D21 is offering Chromebook computers to each student who needs one.
It is also expected that some of the Chromebooks that go home will break, and the funding will help start buying replacements, Thistlethwaite said.
Also planned is buying either wi-fi hotspot devices or internet service vouchers for families without internet access.
“The distribution of this will have to be put together over the next two weeks,” said Thislethwaite, who is also a D21 school board member.
“It might just be reimbursing people for internet or helping them sign up for the internet, or lending them a wi-fi hotspot,” she said.
“We want to make sure all the kids can participate in distance learning. They have to have the devices and they have to have internet,” she said.
Each school is identifying families without internet and they will work to see if a hotspot or paying for internet access for at least a couple months is suitable, Thistlethwaite said.
The foundation will also use money raised to buy food in partnership with the Oregon Food Bank, which has more purchasing power, Thistlethwaite said. The food will go toward the backpack program, which provides food over weekends for students.
Thistlethwaite has significant fundraising experience, and has raised several hundred thousand dollars for Mosier Community School.
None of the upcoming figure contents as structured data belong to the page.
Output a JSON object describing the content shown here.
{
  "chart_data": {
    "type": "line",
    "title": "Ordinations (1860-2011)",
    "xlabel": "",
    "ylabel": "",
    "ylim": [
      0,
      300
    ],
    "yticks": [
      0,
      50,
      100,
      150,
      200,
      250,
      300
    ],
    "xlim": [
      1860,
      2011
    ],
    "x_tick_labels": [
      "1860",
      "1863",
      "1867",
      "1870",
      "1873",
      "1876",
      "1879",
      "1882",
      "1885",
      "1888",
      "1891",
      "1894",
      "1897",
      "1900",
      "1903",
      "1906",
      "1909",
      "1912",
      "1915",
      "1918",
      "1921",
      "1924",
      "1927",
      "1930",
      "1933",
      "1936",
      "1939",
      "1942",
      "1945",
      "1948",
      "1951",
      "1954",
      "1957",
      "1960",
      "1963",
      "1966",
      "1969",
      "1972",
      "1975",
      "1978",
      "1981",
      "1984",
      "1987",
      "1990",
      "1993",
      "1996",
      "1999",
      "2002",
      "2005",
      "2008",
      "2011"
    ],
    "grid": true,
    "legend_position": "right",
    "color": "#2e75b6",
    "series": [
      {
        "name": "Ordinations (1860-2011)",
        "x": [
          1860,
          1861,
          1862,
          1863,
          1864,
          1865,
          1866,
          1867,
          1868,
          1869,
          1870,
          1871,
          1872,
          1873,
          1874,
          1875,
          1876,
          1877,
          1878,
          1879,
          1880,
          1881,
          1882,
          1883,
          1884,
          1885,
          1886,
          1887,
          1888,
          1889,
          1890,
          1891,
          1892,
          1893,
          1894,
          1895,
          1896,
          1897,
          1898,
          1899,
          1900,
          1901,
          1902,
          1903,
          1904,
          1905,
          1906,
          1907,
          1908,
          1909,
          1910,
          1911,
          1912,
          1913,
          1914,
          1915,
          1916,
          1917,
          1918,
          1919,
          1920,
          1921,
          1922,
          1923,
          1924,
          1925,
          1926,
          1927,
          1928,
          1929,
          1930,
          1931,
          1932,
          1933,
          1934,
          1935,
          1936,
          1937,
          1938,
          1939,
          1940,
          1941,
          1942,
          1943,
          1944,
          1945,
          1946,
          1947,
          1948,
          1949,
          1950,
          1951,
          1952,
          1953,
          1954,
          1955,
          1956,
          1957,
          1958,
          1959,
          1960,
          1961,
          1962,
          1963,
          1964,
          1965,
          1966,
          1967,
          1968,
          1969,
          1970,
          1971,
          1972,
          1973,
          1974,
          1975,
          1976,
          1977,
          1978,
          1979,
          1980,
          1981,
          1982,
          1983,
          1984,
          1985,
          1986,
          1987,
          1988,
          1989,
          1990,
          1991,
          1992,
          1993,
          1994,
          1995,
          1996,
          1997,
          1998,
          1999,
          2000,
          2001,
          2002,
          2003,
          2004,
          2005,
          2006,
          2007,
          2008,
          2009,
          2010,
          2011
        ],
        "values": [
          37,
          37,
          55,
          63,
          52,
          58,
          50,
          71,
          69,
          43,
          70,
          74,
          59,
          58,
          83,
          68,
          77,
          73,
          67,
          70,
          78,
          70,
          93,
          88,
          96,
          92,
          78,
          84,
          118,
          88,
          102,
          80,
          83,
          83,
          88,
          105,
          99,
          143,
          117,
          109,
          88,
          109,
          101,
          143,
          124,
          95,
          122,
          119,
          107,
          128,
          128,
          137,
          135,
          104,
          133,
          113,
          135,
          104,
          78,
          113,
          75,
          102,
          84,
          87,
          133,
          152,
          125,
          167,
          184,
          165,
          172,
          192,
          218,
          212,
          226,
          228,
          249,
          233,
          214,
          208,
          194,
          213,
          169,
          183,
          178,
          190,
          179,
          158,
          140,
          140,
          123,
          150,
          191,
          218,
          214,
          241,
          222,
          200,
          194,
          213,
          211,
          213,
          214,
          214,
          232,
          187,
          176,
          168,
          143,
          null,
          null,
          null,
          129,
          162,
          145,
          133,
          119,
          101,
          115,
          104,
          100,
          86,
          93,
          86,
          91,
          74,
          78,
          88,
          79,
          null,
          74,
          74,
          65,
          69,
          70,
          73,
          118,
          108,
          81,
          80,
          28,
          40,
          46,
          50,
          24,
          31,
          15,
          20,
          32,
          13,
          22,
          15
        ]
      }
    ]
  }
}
She settled on a $20,000 goal because she created a rough budget of what the most-needed items would cost, and she also based it on what other education foundations have been raising in a short amount of time for coronavirus response.
“A bunch of people got their stimulus checks already, and I know there’s a lot of folks who aren’t unemployed who don’t need that money, and it’s a perfect opportunity” to donate, she said.
The money will stay in the local economy, she said, with gas cards purchased from local gas stations.